A weekly “Internship Newsflash” newsletter sent out by the Department of Professional Practice (DoPP) to students on Sept. 10 contained a link to an Excel sheet that shared personal information of 628 students who had internships registered with the DoPP during Summer 2010.

The spreadsheet’s hidden columns could be expanded to view the students’ names, internship information, salaries and GPAs. Students identified that there was hidden information in the sheet when they saw that the cell numbers jumped from 56 to 541.

The release of student information is a breach of the Family Educational Rights and Privacy Act of 1974, commonly referred to as FERPA, which protects students from release of educational records and personal information without prior approval by the student. The data released, specifically GPAs, are covered under the section concerning educational records.

According to the DoPP, the breach of security was unintentional.

“[The data release] was a human error in the training and understanding of certain software. It was never our intention, obviously, to send out student data,” said Debbie Gulick, Executive Director of DoPP. “Our staff thought that in sending out an Excel document, that if you password protect a sheet, that information was hidden, but again, that was human error.”

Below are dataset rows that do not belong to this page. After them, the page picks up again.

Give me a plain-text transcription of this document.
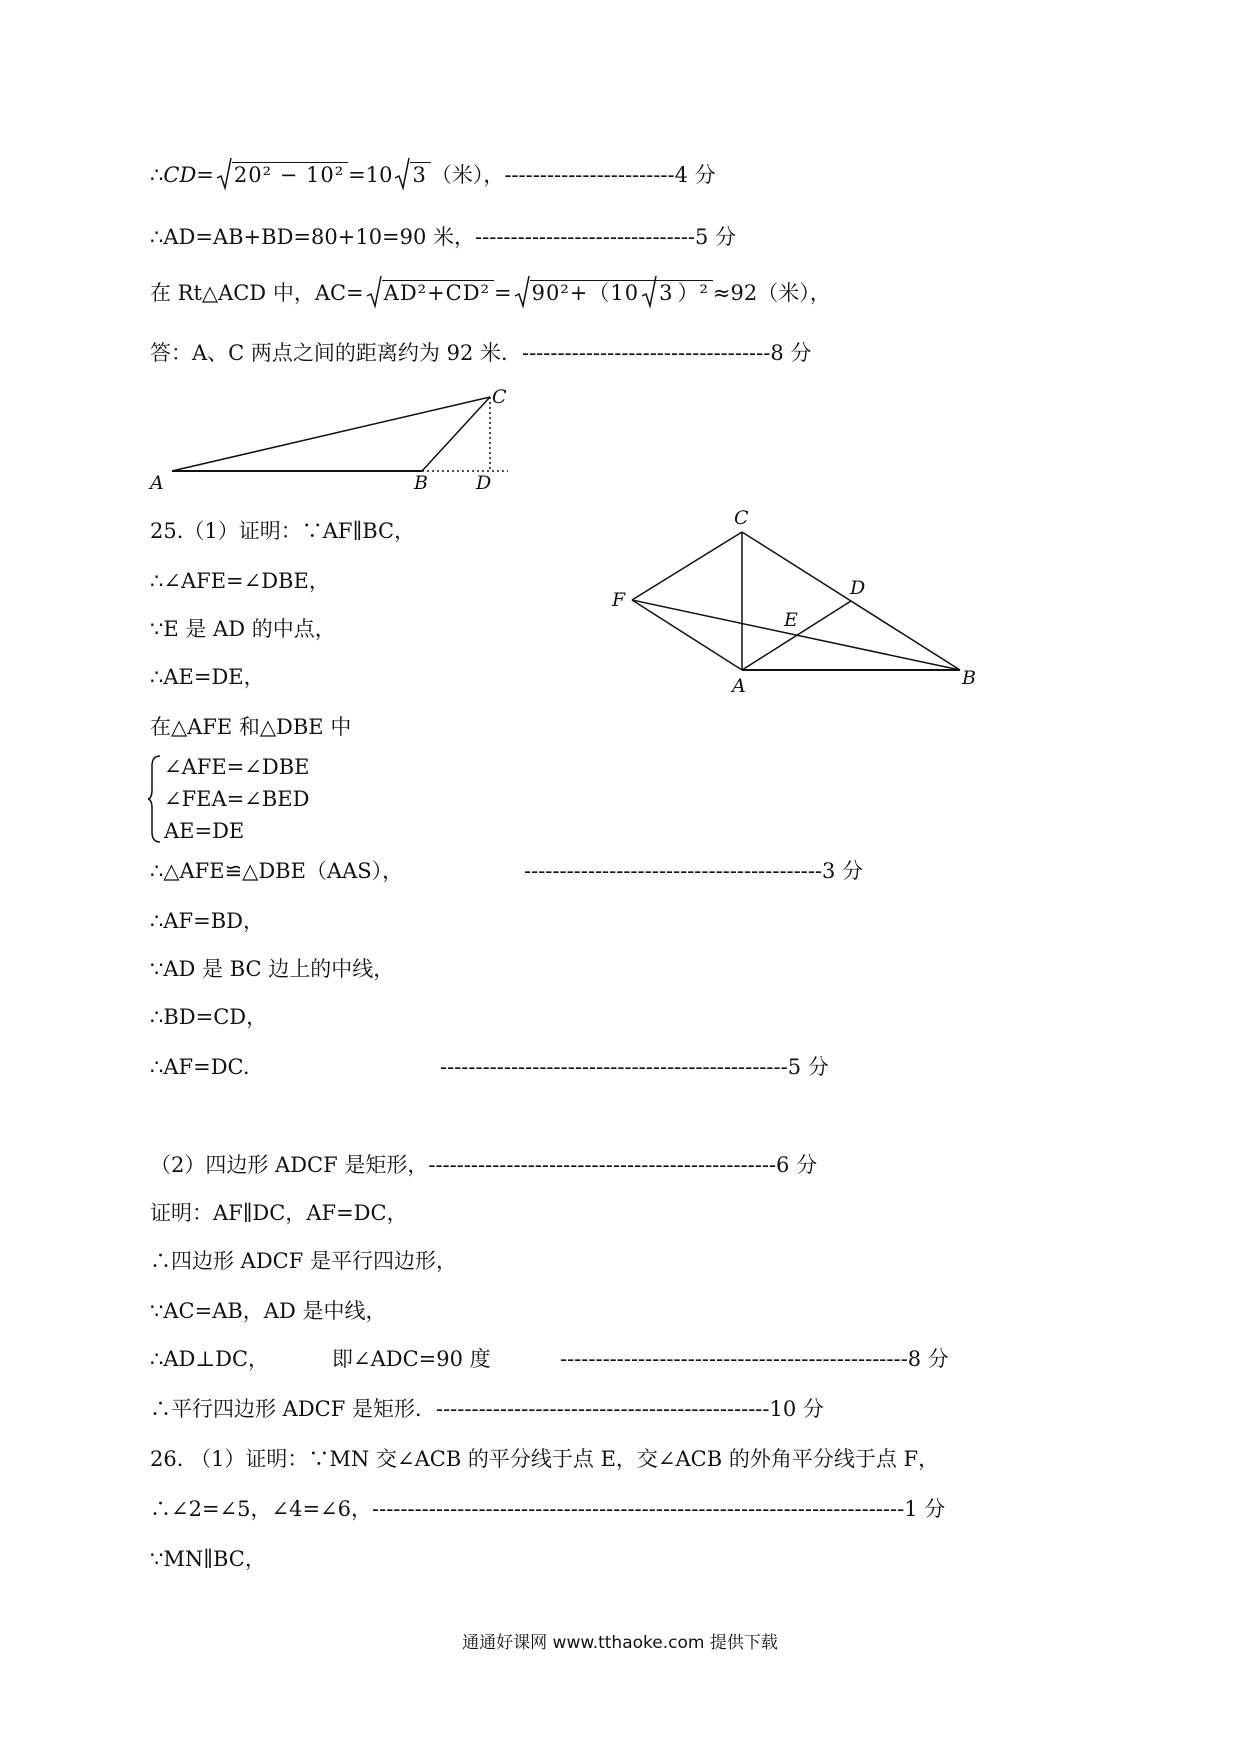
∴CD= 20² − 10² =10 3 （米），------------------------4 分
∴AD=AB+BD=80+10=90 米，-------------------------------5 分
在 Rt△ACD 中，AC= AD²+CD² = 90²+（10 3 ）² ≈92（米），
答：A、C 两点之间的距离约为 92 米．-----------------------------------8 分
A	B	D
C
25.（1）证明：∵AF∥BC，
∴∠AFE=∠DBE，
∵E 是 AD 的中点，
∴AE=DE，
在△AFE 和△DBE 中
C
D
F
E
A	B
∠AFE=∠DBE
∠FEA=∠BED
AE=DE
∴△AFE≌△DBE（AAS），	------------------------------------------3 分
∴AF=BD，
∵AD 是 BC 边上的中线，
∴BD=CD，
∴AF=DC.	-------------------------------------------------5 分
（2）四边形 ADCF 是矩形，-------------------------------------------------6 分
证明：AF∥DC，AF=DC，
∴四边形 ADCF 是平行四边形，
∵AC=AB，AD 是中线，
∴AD⊥DC，	即∠ADC=90 度	-------------------------------------------------8 分
∴平行四边形 ADCF 是矩形．-----------------------------------------------10 分
26. （1）证明：∵MN 交∠ACB 的平分线于点 E，交∠ACB 的外角平分线于点 F，
∴∠2=∠5，∠4=∠6，---------------------------------------------------------------------------1 分
∵MN∥BC，
通通好课网 www.tthaoke.com 提供下载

Students expressed concern that such sensitive information was distributed to students across campus.

“It is pretty irresponsible to release that kind of information, mistake or no. I don’t care if you think the information is protected when you send these newsletters out. You should double and triple check first to see that our information [is] being properly protected,” said Allison Roberts, fourth-year ME major.

Once the DoPP was informed about the potential FERPA violation, the online link was disabled. The impacted students were contacted and informed that “sensitive” information “may” have been released to the public. Students reacted strongly to the unapproved release of their data. As of Sep. 22, nine official complaints had been made.

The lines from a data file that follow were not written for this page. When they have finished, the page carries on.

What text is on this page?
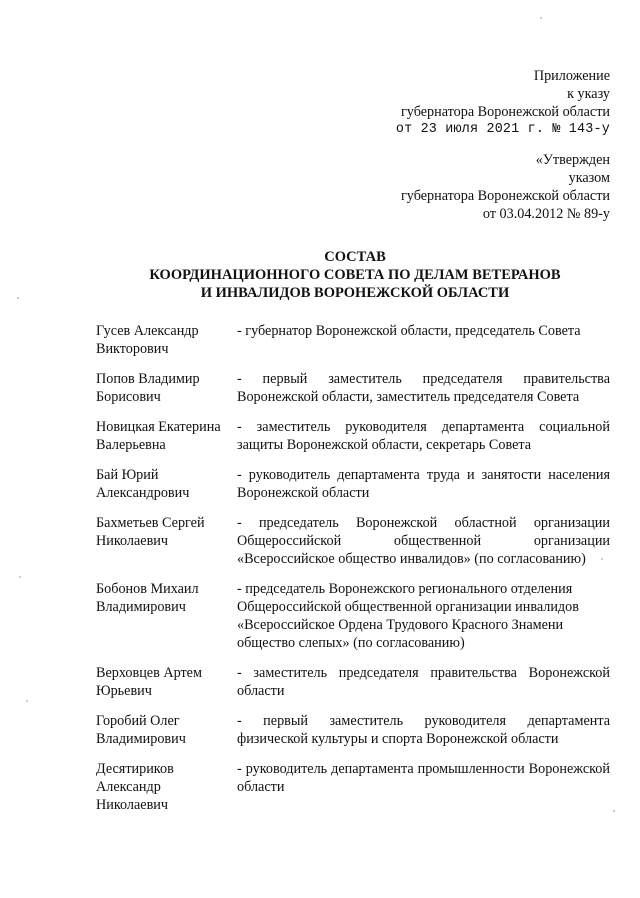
Приложение
к указу
губернатора Воронежской области
от 23 июля 2021 г. № 143-у
«Утвержден
указом
губернатора Воронежской области
от 03.04.2012 № 89-у
СОСТАВ
КООРДИНАЦИОННОГО СОВЕТА ПО ДЕЛАМ ВЕТЕРАНОВ
И ИНВАЛИДОВ ВОРОНЕЖСКОЙ ОБЛАСТИ
Гусев Александр
Викторович
- губернатор Воронежской области, председатель Совета
Попов Владимир
Борисович
- первый заместитель председателя правительства Воронежской области, заместитель председателя Совета
Новицкая Екатерина
Валерьевна
- заместитель руководителя департамента социальной защиты Воронежской области, секретарь Совета
Бай Юрий
Александрович
- руководитель департамента труда и занятости населения Воронежской области
Бахметьев Сергей
Николаевич
- председатель Воронежской областной организации Общероссийской общественной организации «Всероссийское общество инвалидов» (по согласованию)
Бобонов Михаил
Владимирович
- председатель Воронежского регионального отделения Общероссийской общественной организации инвалидов «Всероссийское Ордена Трудового Красного Знамени общество слепых» (по согласованию)
Верховцев Артем
Юрьевич
- заместитель председателя правительства Воронежской области
Горобий Олег
Владимирович
- первый заместитель руководителя департамента физической культуры и спорта Воронежской области
Десятириков
Александр
Николаевич
- руководитель департамента промышленности Воронежской области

“I personally think it is an outrage. Shouldn’t a checkpoint have prevented something like this? It is a breach of trust with the internship office. I trust them with this kind of personal information and they misused it,” said Nathan O’Connor, fourth-year IE major.

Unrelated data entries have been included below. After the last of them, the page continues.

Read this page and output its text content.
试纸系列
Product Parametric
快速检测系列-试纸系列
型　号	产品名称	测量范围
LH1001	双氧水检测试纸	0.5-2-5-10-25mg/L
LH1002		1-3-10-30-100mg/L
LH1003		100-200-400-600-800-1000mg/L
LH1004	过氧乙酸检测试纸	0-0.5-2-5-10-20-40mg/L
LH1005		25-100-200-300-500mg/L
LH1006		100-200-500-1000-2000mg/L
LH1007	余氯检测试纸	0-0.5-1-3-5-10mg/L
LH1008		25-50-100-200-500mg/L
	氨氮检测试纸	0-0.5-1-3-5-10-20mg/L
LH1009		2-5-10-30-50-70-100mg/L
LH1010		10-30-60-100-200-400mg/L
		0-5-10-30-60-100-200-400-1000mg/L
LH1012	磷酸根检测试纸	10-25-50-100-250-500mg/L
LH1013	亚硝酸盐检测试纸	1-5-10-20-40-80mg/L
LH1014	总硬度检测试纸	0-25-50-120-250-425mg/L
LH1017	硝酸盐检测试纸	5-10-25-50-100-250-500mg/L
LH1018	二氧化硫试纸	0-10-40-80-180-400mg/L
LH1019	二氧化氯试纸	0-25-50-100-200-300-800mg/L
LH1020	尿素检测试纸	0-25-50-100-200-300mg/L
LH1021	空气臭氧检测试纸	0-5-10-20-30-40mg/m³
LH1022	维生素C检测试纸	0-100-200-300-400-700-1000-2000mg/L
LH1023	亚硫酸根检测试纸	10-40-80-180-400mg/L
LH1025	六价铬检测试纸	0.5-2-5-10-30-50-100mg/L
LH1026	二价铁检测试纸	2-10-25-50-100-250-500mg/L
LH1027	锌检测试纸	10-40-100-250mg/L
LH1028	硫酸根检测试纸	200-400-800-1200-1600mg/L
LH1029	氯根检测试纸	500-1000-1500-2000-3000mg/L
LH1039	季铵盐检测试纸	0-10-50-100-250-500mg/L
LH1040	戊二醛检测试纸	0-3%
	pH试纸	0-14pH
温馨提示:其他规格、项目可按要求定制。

“It’s obviously private information that I don’t want floating around,” said Melissa McCoy, third-year ChBE major. “[This incident] shows a lack of organizational responsibility and professionalism, especially since the DoPP is the face of the Institute. With all the support they have given me, I personally don’t question their competency, but it doesn’t make them look good to students.”

The DoPP has taken measures to prevent the further occurrence of breaches of data security.

“We had our Registrar come in that week and give a training of FERPA regulations… We also talked to the Office of Information Technology about data security and are working on some trainings for our staff to do as well as trainings on Microsoft Excel…. We are changing some of our internal processes. We hope to never again put ourselves in the position of releasing student data,” Gulick said.

FERPA is not legally actionable by students against the Institute for releasing data, but rather works on the principle of punishing universities that habitually breach the regulation by cutting government funding.

While a single unintended incident will not hurt Tech’s FERPA standing, there is valid concern for Tech to follow closely adhere to FERPA.

“We deeply regret that this happened and are sorry that any student data was released. I feel like we have thoroughly combed through our systems and processes to prevent this from happening again,” Gulick said.